“Credit Crunch” is an expression often used in the context of the currently ongoing economic crisis. A credit crunch according to Wikipedia is a reduction in the general availability of loans (or credit) or a sudden tightening of the conditions required to obtain a loan from the banks. The basic factor that lead to the actual credit crunch is the housing market bubble. So, how did we get in the current situation?
U.S. economic policy
Since 70’s, the U.S. economy has been a consumer based economy. That means that the economic growth is based on consumer spending. The main pillar of consumer spending is credit. Therefore, in order to sustain an economic growth, you have to have a policy that eases credit. The policy that the U.S. used in the last decades for stimulating credit was repeatedly lowering the interest rate. The idea was that almost anyone with an average annual income to afford to get a credit for personal spending or to buy a house.
The housing bubble
Lowering interest rates allowed banks to borrow more money and as a result, offer more credits to the usual person to buy houses. As an immediate effect, the demand for houses was increasing and the supply couldn’t keep the pace. As a result, the house prices were rising and more and more investors were borrowing money from banks to build new homes and sell them in order to make profit. Everybody was buying a house or investing in the housing market with money borrowed from banks and little by little, day by day, the bubble was created.
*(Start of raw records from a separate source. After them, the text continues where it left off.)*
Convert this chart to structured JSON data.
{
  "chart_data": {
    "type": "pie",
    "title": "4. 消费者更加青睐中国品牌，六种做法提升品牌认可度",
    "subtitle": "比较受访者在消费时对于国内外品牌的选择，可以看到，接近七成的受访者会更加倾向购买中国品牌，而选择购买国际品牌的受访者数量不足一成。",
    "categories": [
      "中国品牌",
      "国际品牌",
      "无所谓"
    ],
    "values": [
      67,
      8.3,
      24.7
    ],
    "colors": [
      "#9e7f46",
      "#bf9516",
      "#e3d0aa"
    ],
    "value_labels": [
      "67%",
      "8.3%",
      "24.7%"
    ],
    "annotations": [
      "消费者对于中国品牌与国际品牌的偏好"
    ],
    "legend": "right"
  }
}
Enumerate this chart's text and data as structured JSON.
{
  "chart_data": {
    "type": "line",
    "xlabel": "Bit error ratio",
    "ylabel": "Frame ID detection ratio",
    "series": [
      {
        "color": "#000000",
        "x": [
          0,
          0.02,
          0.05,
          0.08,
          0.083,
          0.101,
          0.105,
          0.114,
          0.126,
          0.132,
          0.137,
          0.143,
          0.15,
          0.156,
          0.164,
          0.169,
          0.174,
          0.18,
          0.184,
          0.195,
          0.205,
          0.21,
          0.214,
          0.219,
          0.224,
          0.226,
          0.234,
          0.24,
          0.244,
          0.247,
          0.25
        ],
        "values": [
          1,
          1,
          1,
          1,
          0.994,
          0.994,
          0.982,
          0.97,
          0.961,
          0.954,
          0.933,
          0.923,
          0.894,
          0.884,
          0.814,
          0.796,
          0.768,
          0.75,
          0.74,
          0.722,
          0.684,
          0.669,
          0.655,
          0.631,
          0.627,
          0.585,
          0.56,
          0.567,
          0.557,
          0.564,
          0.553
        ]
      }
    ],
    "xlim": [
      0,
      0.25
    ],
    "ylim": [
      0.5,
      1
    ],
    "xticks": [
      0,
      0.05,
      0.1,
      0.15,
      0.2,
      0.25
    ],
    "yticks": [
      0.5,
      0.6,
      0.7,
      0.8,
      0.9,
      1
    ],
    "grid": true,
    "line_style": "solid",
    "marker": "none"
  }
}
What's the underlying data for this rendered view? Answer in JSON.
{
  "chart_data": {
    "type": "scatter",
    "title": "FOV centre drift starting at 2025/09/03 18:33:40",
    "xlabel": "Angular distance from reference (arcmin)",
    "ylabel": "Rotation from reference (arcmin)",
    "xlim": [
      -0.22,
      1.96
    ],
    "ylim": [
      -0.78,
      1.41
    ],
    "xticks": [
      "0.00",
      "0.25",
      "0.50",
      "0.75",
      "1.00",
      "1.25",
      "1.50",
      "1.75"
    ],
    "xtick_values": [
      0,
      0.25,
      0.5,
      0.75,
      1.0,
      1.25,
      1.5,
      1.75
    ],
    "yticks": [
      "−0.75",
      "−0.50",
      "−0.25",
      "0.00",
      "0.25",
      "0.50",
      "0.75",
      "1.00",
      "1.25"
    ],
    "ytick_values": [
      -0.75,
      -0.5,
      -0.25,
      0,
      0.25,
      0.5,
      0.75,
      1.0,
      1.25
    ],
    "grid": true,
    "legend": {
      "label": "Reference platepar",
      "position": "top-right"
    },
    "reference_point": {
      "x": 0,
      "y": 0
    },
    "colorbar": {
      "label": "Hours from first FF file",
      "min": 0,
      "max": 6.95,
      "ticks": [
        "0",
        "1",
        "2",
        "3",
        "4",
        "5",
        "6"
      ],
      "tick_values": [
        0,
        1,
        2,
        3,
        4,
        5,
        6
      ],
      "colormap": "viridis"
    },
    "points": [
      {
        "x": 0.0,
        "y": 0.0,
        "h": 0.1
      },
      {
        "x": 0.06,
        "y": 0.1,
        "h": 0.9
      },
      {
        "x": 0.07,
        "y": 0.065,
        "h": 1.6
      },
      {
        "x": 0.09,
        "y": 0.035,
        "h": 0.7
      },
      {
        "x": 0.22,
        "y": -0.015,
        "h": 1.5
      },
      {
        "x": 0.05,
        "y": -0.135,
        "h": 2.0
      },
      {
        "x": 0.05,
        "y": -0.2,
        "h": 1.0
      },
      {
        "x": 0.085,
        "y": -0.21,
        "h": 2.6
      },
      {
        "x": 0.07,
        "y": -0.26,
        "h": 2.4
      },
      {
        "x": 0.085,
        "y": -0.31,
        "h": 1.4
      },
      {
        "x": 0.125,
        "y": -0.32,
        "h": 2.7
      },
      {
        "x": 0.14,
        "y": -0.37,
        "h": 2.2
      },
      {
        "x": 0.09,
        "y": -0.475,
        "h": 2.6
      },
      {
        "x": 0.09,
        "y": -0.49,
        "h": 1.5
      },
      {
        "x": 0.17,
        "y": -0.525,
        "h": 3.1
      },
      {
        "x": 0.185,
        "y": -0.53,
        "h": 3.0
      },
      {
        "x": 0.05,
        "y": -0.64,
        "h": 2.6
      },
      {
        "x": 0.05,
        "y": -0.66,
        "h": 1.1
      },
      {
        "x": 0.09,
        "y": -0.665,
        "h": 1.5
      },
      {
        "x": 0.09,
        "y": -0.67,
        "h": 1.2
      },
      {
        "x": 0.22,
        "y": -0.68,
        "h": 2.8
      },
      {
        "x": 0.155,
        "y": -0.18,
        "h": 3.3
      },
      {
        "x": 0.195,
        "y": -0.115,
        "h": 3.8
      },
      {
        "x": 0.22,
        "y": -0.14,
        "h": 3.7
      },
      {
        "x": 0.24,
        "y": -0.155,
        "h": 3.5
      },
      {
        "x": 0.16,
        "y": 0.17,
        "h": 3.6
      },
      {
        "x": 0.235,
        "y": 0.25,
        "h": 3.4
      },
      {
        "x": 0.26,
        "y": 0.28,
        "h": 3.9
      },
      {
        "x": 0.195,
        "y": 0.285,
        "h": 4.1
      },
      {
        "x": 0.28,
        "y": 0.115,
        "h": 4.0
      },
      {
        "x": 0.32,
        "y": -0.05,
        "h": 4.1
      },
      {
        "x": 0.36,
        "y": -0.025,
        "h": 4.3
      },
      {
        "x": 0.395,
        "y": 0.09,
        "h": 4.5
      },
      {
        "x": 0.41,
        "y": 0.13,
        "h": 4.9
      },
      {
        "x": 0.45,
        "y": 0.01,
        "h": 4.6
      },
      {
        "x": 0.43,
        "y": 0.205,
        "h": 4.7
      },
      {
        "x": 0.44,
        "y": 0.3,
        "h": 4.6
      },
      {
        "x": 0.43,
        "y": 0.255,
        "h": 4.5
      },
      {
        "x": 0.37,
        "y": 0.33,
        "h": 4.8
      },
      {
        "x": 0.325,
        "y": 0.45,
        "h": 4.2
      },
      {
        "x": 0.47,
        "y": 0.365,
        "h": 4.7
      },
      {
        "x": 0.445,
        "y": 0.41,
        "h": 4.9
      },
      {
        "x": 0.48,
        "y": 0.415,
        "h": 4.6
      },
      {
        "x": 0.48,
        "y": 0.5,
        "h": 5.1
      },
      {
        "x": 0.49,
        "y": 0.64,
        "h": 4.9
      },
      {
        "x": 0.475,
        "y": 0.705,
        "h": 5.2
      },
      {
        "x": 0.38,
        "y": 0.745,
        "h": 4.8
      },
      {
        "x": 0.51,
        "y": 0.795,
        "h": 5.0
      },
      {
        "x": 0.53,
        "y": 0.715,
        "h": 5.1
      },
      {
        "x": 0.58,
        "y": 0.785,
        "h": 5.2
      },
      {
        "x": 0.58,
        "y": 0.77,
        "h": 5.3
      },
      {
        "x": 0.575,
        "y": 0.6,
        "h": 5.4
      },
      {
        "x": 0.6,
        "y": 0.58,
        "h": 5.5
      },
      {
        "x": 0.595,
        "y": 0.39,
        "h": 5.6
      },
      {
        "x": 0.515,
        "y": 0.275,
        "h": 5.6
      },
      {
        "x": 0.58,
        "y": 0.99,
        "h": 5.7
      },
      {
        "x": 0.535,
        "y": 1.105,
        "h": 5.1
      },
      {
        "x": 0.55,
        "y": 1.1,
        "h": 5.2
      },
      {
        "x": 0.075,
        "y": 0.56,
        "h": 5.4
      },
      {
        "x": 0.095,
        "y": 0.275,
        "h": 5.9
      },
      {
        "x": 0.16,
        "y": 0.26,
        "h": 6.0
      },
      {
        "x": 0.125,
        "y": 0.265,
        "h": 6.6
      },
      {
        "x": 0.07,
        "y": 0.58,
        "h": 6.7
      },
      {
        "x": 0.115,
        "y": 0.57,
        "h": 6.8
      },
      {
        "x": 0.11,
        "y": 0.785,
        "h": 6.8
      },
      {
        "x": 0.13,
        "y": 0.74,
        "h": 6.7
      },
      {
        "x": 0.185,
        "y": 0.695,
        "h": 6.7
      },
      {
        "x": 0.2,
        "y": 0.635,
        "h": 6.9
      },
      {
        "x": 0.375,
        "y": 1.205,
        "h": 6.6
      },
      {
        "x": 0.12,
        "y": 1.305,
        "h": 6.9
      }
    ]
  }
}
The house prices and new homes supply became so big that the ordinary people cannot afford it anymore and the bubble was broken.
Almost everyone borrowed money from the bank to buy or build a house so, they had to pay the money back. The market surplus made the home prices to drop and people couldn’t pay back the whole credit. Banks got with a lot of undervalued homes related to the initial loan. They had to give the money back to the investors and the central bank. Because the home prices dropped, they had to give money from their wallets in order to pay back the loans. The liquidity in the market dropped and the credit crunch begun. The banks who made up to pay their loans and survived, now are borrowing money at a greater cost and with tight policies. As a result, the market got frozen and the financial crisis was born, a situation which we are living in today.